Background/Purpose:   B-cell depletion provides therapeutic benefits for patients with rheumatoid arthritis (RA). Ocaratuzumab, previously known as AME-133v, is a Fc- and Fab-engineered, humanized, anti-CD20 monoclonal antibody designed for optimized affinity to the CD20 antigen as well as to the CD16 (FcγRIIIa) receptor on effector cells. It demonstrates 13-20 fold higher affinity for CD20 and 6-fold higher antibody-dependent cellular cytotoxicity as compared to rituximab, which is currently approved for RA. Because patients with low affinity FcγRIIIa receptors historically have poor B-cell depletion with rituximab, there is a need for monoclonal antibodies that improve the rate of B-cell depletion in these patients. The ability of ocaratuzumab to deplete B-cells in patients with RA was studied in a dose escalation phase I study.

Methods:  Five RA patients were treated with a single intravenous (IV) dose of 5 mg of ocaratuzumab, and three patients received 7.5 mg IV of ocaratuzumab.  Patients were followed for B-cell depletion and recovery.

Results:  Rapid B-cell depletion was seen in all patients in both the 5 mg and 7.5 mg cohorts (Figure 1). This depletion, with CD20+ cells either absent or very low, was seen as early as 3 hours after the start of infusion. Although most patients began to recover their B-cell counts within seven days of the infusion, at two months, the circulating B-cell counts were less than 50% of baseline in 5 of the 8 patients treated with ocaratuzumab.

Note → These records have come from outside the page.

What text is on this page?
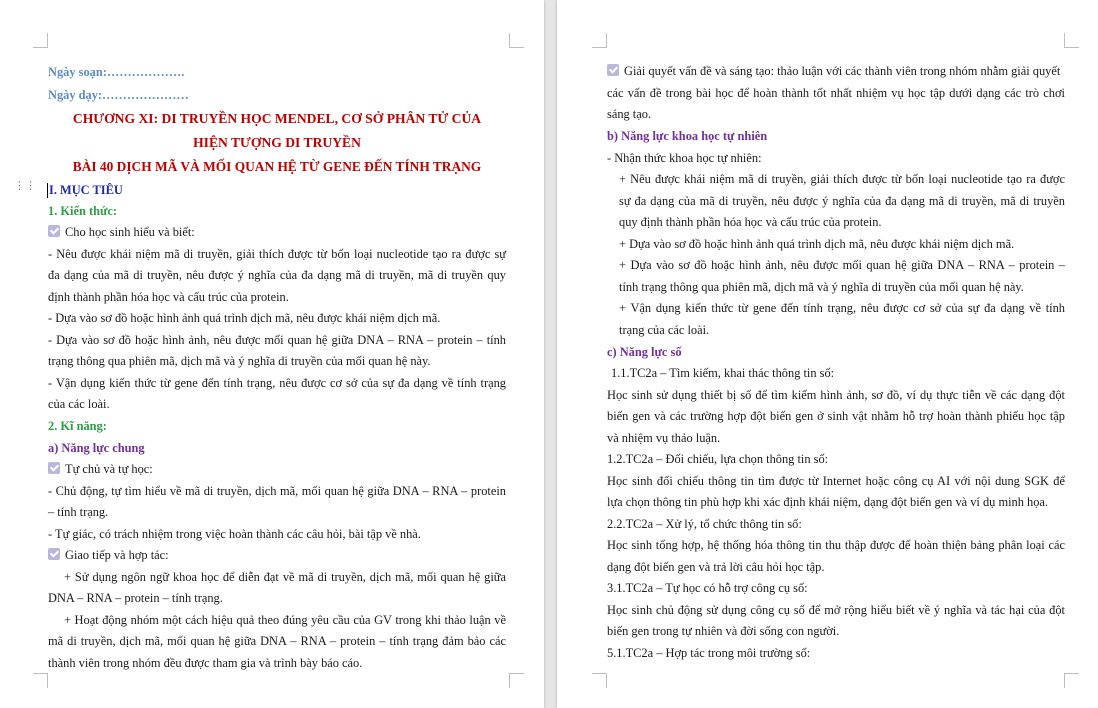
⋮⋮
Ngày soạn:……………….
Ngày dạy:…………………
CHƯƠNG XI: DI TRUYỀN HỌC MENDEL, CƠ SỞ PHÂN TỬ CỦA
HIỆN TƯỢNG DI TRUYỀN
BÀI 40 DỊCH MÃ VÀ MỐI QUAN HỆ TỪ GENE ĐẾN TÍNH TRẠNG
I. MỤC TIÊU
1. Kiến thức:
Cho học sinh hiểu và biết:
- Nêu được khái niệm mã di truyền, giải thích được từ bốn loại nucleotide tạo ra được sự
đa dạng của mã di truyền, nêu được ý nghĩa của đa dạng mã di truyền, mã di truyền quy
định thành phần hóa học và cấu trúc của protein.
- Dựa vào sơ đồ hoặc hình ảnh quá trình dịch mã, nêu được khái niệm dịch mã.
- Dựa vào sơ đồ hoặc hình ảnh, nêu được mối quan hệ giữa DNA – RNA – protein – tính
trạng thông qua phiên mã, dịch mã và ý nghĩa di truyền của mối quan hệ này.
- Vận dụng kiến thức từ gene đến tính trạng, nêu được cơ sở của sự đa dạng về tính trạng
của các loài.
2. Kĩ năng:
a) Năng lực chung
Tự chủ và tự học:
- Chủ động, tự tìm hiểu về mã di truyền, dịch mã, mối quan hệ giữa DNA – RNA – protein
– tính trạng.
- Tự giác, có trách nhiệm trong việc hoàn thành các câu hỏi, bài tập về nhà.
Giao tiếp và hợp tác:
+ Sử dụng ngôn ngữ khoa học để diễn đạt về mã di truyền, dịch mã, mối quan hệ giữa
DNA – RNA – protein – tính trạng.
+ Hoạt động nhóm một cách hiệu quả theo đúng yêu cầu của GV trong khi thảo luận về
mã di truyền, dịch mã, mối quan hệ giữa DNA – RNA – protein – tính trạng đảm bảo các
thành viên trong nhóm đều được tham gia và trình bày báo cáo.
Giải quyết vấn đề và sáng tạo: thảo luận với các thành viên trong nhóm nhằm giải quyết
các vấn đề trong bài học để hoàn thành tốt nhất nhiệm vụ học tập dưới dạng các trò chơi
sáng tạo.
b) Năng lực khoa học tự nhiên
- Nhận thức khoa học tự nhiên:
+ Nêu được khái niệm mã di truyền, giải thích được từ bốn loại nucleotide tạo ra được
sự đa dạng của mã di truyền, nêu được ý nghĩa của đa dạng mã di truyền, mã di truyền
quy định thành phần hóa học và cấu trúc của protein.
+ Dựa vào sơ đồ hoặc hình ảnh quá trình dịch mã, nêu được khái niệm dịch mã.
+ Dựa vào sơ đồ hoặc hình ảnh, nêu được mối quan hệ giữa DNA – RNA – protein –
tính trạng thông qua phiên mã, dịch mã và ý nghĩa di truyền của mối quan hệ này.
+ Vận dụng kiến thức từ gene đến tính trạng, nêu được cơ sở của sự đa dạng về tính
trạng của các loài.
c) Năng lực số
1.1.TC2a – Tìm kiếm, khai thác thông tin số:
Học sinh sử dụng thiết bị số để tìm kiếm hình ảnh, sơ đồ, ví dụ thực tiễn về các dạng đột
biến gen và các trường hợp đột biến gen ở sinh vật nhằm hỗ trợ hoàn thành phiếu học tập
và nhiệm vụ thảo luận.
1.2.TC2a – Đối chiếu, lựa chọn thông tin số:
Học sinh đối chiếu thông tin tìm được từ Internet hoặc công cụ AI với nội dung SGK để
lựa chọn thông tin phù hợp khi xác định khái niệm, dạng đột biến gen và ví dụ minh họa.
2.2.TC2a – Xử lý, tổ chức thông tin số:
Học sinh tổng hợp, hệ thống hóa thông tin thu thập được để hoàn thiện bảng phân loại các
dạng đột biến gen và trả lời câu hỏi học tập.
3.1.TC2a – Tự học có hỗ trợ công cụ số:
Học sinh chủ động sử dụng công cụ số để mở rộng hiểu biết về ý nghĩa và tác hại của đột
biến gen trong tự nhiên và đời sống con người.
5.1.TC2a – Hợp tác trong môi trường số:
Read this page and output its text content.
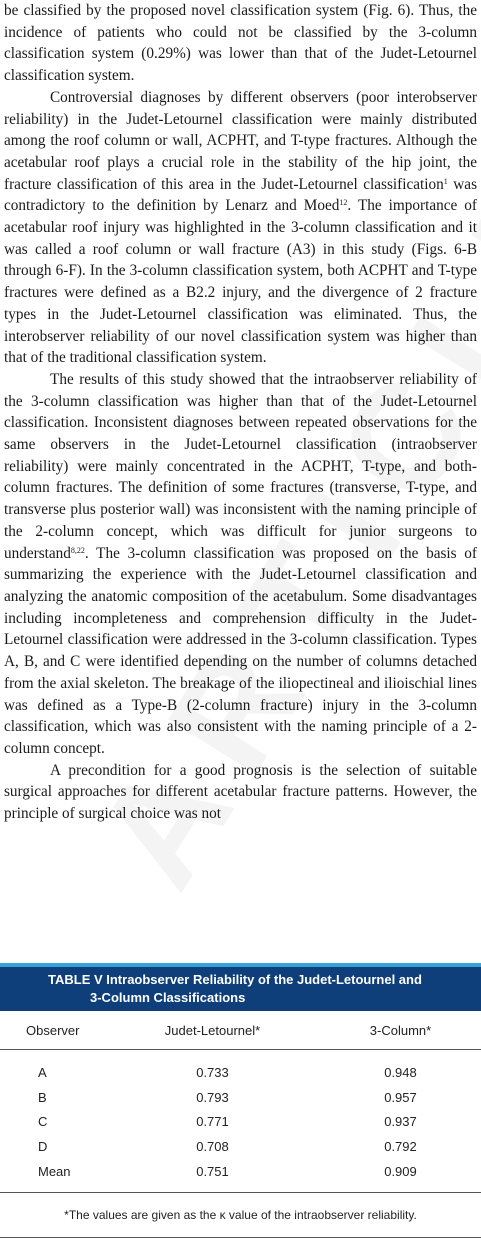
be classified by the proposed novel classification system (Fig. 6). Thus, the incidence of patients who could not be classified by the 3-column classification system (0.29%) was lower than that of the Judet-Letournel classification system.

Controversial diagnoses by different observers (poor interobserver reliability) in the Judet-Letournel classification were mainly distributed among the roof column or wall, ACPHT, and T-type fractures. Although the acetabular roof plays a crucial role in the stability of the hip joint, the fracture classification of this area in the Judet-Letournel classification$^1$ was contradictory to the definition by Lenarz and Moed$^{12}$. The importance of acetabular roof injury was highlighted in the 3-column classification and it was called a roof column or wall fracture (A3) in this study (Figs. 6-B through 6-F). In the 3-column classification system, both ACPHT and T-type fractures were defined as a B2.2 injury, and the divergence of 2 fracture types in the Judet-Letournel classification was eliminated. Thus, the interobserver reliability of our novel classification system was higher than that of the traditional classification system.

The results of this study showed that the intraobserver reliability of the 3-column classification was higher than that of the Judet-Letournel classification. Inconsistent diagnoses between repeated observations for the same observers in the Judet-Letournel classification (intraobserver reliability) were mainly concentrated in the ACPHT, T-type, and both-column fractures. The definition of some fractures (transverse, T-type, and transverse plus posterior wall) was inconsistent with the naming principle of the 2-column concept, which was difficult for junior surgeons to understand$^{8,22}$. The 3-column classification was proposed on the basis of summarizing the experience with the Judet-Letournel classification and analyzing the anatomic composition of the acetabulum. Some disadvantages including incompleteness and comprehension difficulty in the Judet-Letournel classification were addressed in the 3-column classification. Types A, B, and C were identified depending on the number of columns detached from the axial skeleton. The breakage of the iliopectineal and ilioischial lines was defined as a Type-B (2-column fracture) injury in the 3-column classification, which was also consistent with the naming principle of a 2-column concept.

A precondition for a good prognosis is the selection of suitable surgical approaches for different acetabular fracture patterns. However, the principle of surgical choice was not

TABLE V Intraobserver Reliability of the Judet-Letournel and
3-Column Classifications
Observer	Judet-Letournel*	3-Column*
A	0.733	0.948
B	0.793	0.957
C	0.771	0.937
D	0.708	0.792
Mean	0.751	0.909
*The values are given as the κ value of the intraobserver reliability.
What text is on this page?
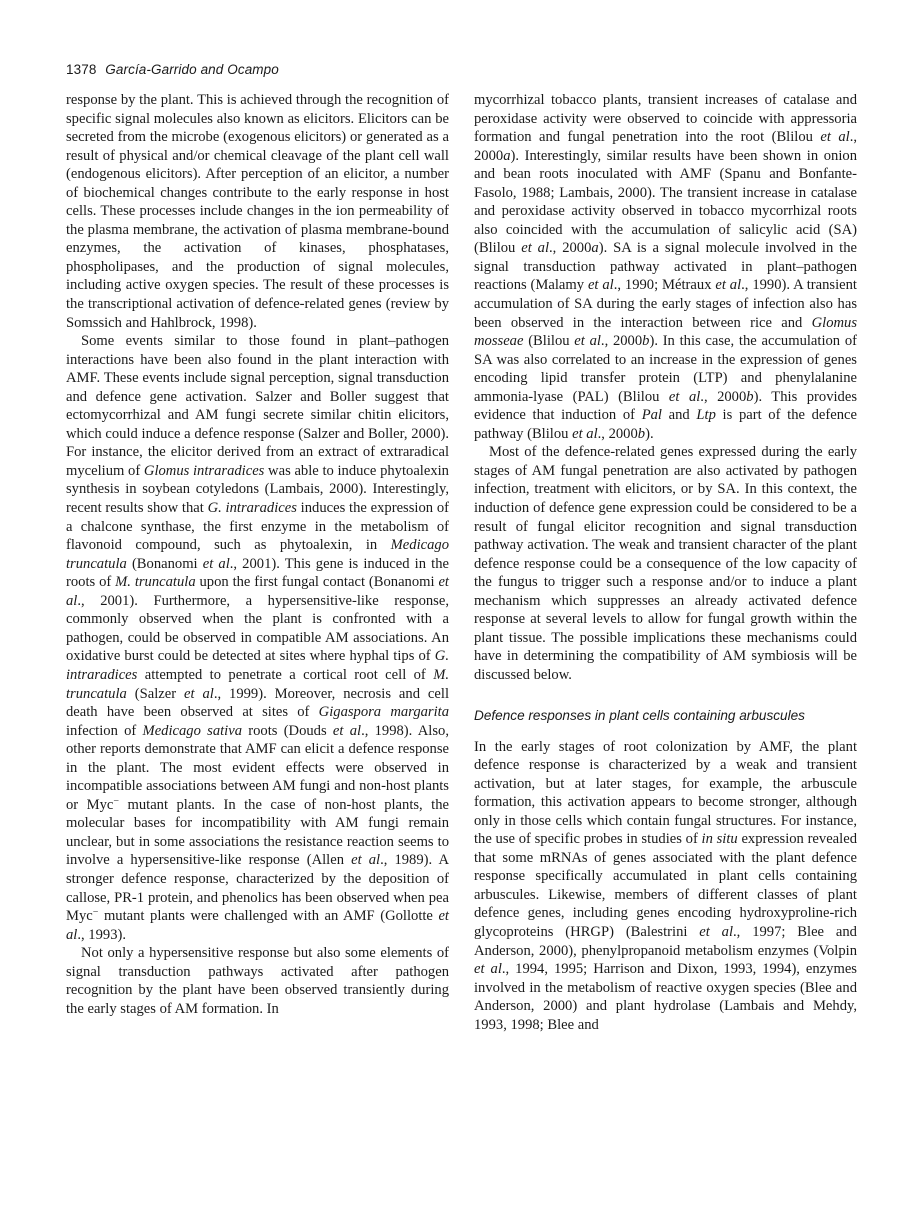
1378 García-Garrido and Ocampo

response by the plant. This is achieved through the recognition of specific signal molecules also known as elicitors. Elicitors can be secreted from the microbe (exogenous elicitors) or generated as a result of physical and/or chemical cleavage of the plant cell wall (endogenous elicitors). After perception of an elicitor, a number of biochemical changes contribute to the early response in host cells. These processes include changes in the ion permeability of the plasma membrane, the activation of plasma membrane-bound enzymes, the activation of kinases, phosphatases, phospholipases, and the production of signal molecules, including active oxygen species. The result of these processes is the transcriptional activation of defence-related genes (review by Somssich and Hahlbrock, 1998).

Some events similar to those found in plant–pathogen interactions have been also found in the plant interaction with AMF. These events include signal perception, signal transduction and defence gene activation. Salzer and Boller suggest that ectomycorrhizal and AM fungi secrete similar chitin elicitors, which could induce a defence response (Salzer and Boller, 2000). For instance, the elicitor derived from an extract of extraradical mycelium of Glomus intraradices was able to induce phytoalexin synthesis in soybean cotyledons (Lambais, 2000). Interestingly, recent results show that G. intraradices induces the expression of a chalcone synthase, the first enzyme in the metabolism of flavonoid compound, such as phytoalexin, in Medicago truncatula (Bonanomi et al., 2001). This gene is induced in the roots of M. truncatula upon the first fungal contact (Bonanomi et al., 2001). Furthermore, a hypersensitive-like response, commonly observed when the plant is confronted with a pathogen, could be observed in compatible AM associations. An oxidative burst could be detected at sites where hyphal tips of G. intraradices attempted to penetrate a cortical root cell of M. truncatula (Salzer et al., 1999). Moreover, necrosis and cell death have been observed at sites of Gigaspora margarita infection of Medicago sativa roots (Douds et al., 1998). Also, other reports demonstrate that AMF can elicit a defence response in the plant. The most evident effects were observed in incompatible associations between AM fungi and non-host plants or Myc− mutant plants. In the case of non-host plants, the molecular bases for incompatibility with AM fungi remain unclear, but in some associations the resistance reaction seems to involve a hypersensitive-like response (Allen et al., 1989). A stronger defence response, characterized by the deposition of callose, PR-1 protein, and phenolics has been observed when pea Myc− mutant plants were challenged with an AMF (Gollotte et al., 1993).

Not only a hypersensitive response but also some elements of signal transduction pathways activated after pathogen recognition by the plant have been observed transiently during the early stages of AM formation. In

mycorrhizal tobacco plants, transient increases of catalase and peroxidase activity were observed to coincide with appressoria formation and fungal penetration into the root (Blilou et al., 2000a). Interestingly, similar results have been shown in onion and bean roots inoculated with AMF (Spanu and Bonfante-Fasolo, 1988; Lambais, 2000). The transient increase in catalase and peroxidase activity observed in tobacco mycorrhizal roots also coincided with the accumulation of salicylic acid (SA) (Blilou et al., 2000a). SA is a signal molecule involved in the signal transduction pathway activated in plant–pathogen reactions (Malamy et al., 1990; Métraux et al., 1990). A transient accumulation of SA during the early stages of infection also has been observed in the interaction between rice and Glomus mosseae (Blilou et al., 2000b). In this case, the accumulation of SA was also correlated to an increase in the expression of genes encoding lipid transfer protein (LTP) and phenylalanine ammonia-lyase (PAL) (Blilou et al., 2000b). This provides evidence that induction of Pal and Ltp is part of the defence pathway (Blilou et al., 2000b).

Most of the defence-related genes expressed during the early stages of AM fungal penetration are also activated by pathogen infection, treatment with elicitors, or by SA. In this context, the induction of defence gene expression could be considered to be a result of fungal elicitor recognition and signal transduction pathway activation. The weak and transient character of the plant defence response could be a consequence of the low capacity of the fungus to trigger such a response and/or to induce a plant mechanism which suppresses an already activated defence response at several levels to allow for fungal growth within the plant tissue. The possible implications these mechanisms could have in determining the compatibility of AM symbiosis will be discussed below.

Defence responses in plant cells containing arbuscules

In the early stages of root colonization by AMF, the plant defence response is characterized by a weak and transient activation, but at later stages, for example, the arbuscule formation, this activation appears to become stronger, although only in those cells which contain fungal structures. For instance, the use of specific probes in studies of in situ expression revealed that some mRNAs of genes associated with the plant defence response specifically accumulated in plant cells containing arbuscules. Likewise, members of different classes of plant defence genes, including genes encoding hydroxyproline-rich glycoproteins (HRGP) (Balestrini et al., 1997; Blee and Anderson, 2000), phenylpropanoid metabolism enzymes (Volpin et al., 1994, 1995; Harrison and Dixon, 1993, 1994), enzymes involved in the metabolism of reactive oxygen species (Blee and Anderson, 2000) and plant hydrolase (Lambais and Mehdy, 1993, 1998; Blee and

Figure 1.  B-cell depletion with a single 7.5 mg IV dose of ocaratuzumab

The subjects were followed beyond the Day 85 visit to monitor the recovery of their B-cells. Four patients had follow-ups up to 3 months after Day 85, two patients up to four months, and two patients up to 6 and 13 months, respectively. Based on review of the adverse events, no suggestion of susceptibility to infection was seen.

As expected, administration of the larger dose led to a greater C_max. In the 7.5 mg cohort, C_max was 1720 ng/mL and 1620 ng/mL in the 5 mg cohort. The AUC of the drug was 24,000 ng•hr/mL in the 7.5 mg cohort and 4160  ng•hr/mL  in the 5 mg cohort.

Conclusion: Even when administered at doses that are less than 100 fold that of rituximab, ocaratuzumab demonstrates rapid and prolonged B-cell depletion in RA patients. The majority of the patients treated with very low doses of ocaratuzumab demonstrated protracted B-cell depletion lasting for three months, with one patient recovering B-cells more than one year after receiving 7.5 mg of drug. Ocaratuzumab may provide a therapeutic option for patients with autoimmune diseases, especially those with the low affinity FcγRIIIa phenotype, who have not received optimal benefit from conventional monoclonal antibodies. Furthermore, ocaratuzumab can potentially be given at doses much smaller than that of the conventional antibodies, possibly permitting subcutaneous administration.